Rußflocken aus den dicken Rauchwolken versengten ihm die Augen, und er rieb sie, bis sie heftig tränten. Alles schien von einem dichten, grauen Nebel umgeben zu sein, als er einen Blick auf die Befestigungen warf. Die Legion war in einer unhaltbaren Verteidigungsposition gegen einen zahlenmäßig weit überlegenen Feind, den alle seine bisherigen Verluste immer noch nicht entscheidend schwächten .Balinor dachte an Höndels Worte nach dem Tod des alten Königs und seines jüngeren Sohnes. Der letzte Buckhannah. Der Name würde mit ihm sterben, vergehen wie Tyrsis und seine Einwohner. Das nun schon vertraute Gebrüll drang in dröhnendem Chor aus den Kehlen der Nordland-Leute, und sie stürzten sich rücksichtslos auf die verteidigte Mauer. Die lange Narbe an der Wange Balinors färbte sich dunkelrot, und er hob drohend sein Schwert.

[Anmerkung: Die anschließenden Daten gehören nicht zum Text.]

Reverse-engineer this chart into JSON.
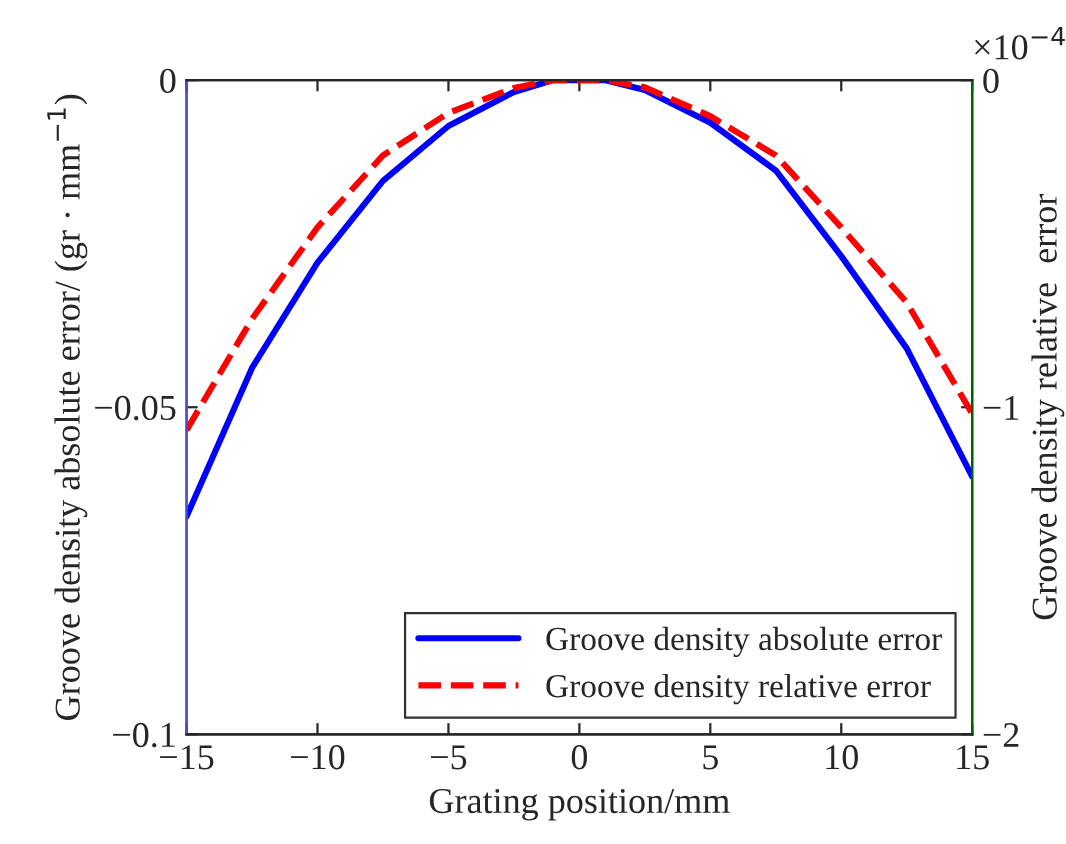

Im selben Augenblick erreichten die ersten zerstreuten Überreste der Troll-Vorhut die Brücke von Sendic und sammelten sich. Eine Reihe entschlossener Legionäre hielt die Brücke besetzt und versperrte den Zugang zum Schloss der Buckhannahs. Janus Senpre stand vor den anderen, neben ihm Menion Leah in aufrechter Haltung, das Schwert von Leah mit beiden Händen umklammernd, auf der anderen Seite Dayel, das jugendliche Gesicht angespannt. Hinter den Berg-Trollen wälzte sich Rauch heran, als die Gebäude der Stadt in Flammen aufgingen. Schreckensschreie übertönten den Kampfeslärm an der Innenmauer. In der Ferne sah man Gestalten über die verlassene Hauptstraße huschen. Stumm standen die Gegner einander gegenüber, und die Zahl der Trolle wuchs rasch an, als immer mehr auftauchten, um die eigenen Reihen zu verstärken. Sie betrachteten die Südländer mit dem ruhigen, erfahrenen Blick von Berufssoldaten, zuversichtlich in ihrem Wissen, die besten Kämpfer der Welt zu sein. Die Verteidiger auf der Brücke zählten keine fünfzig Mann.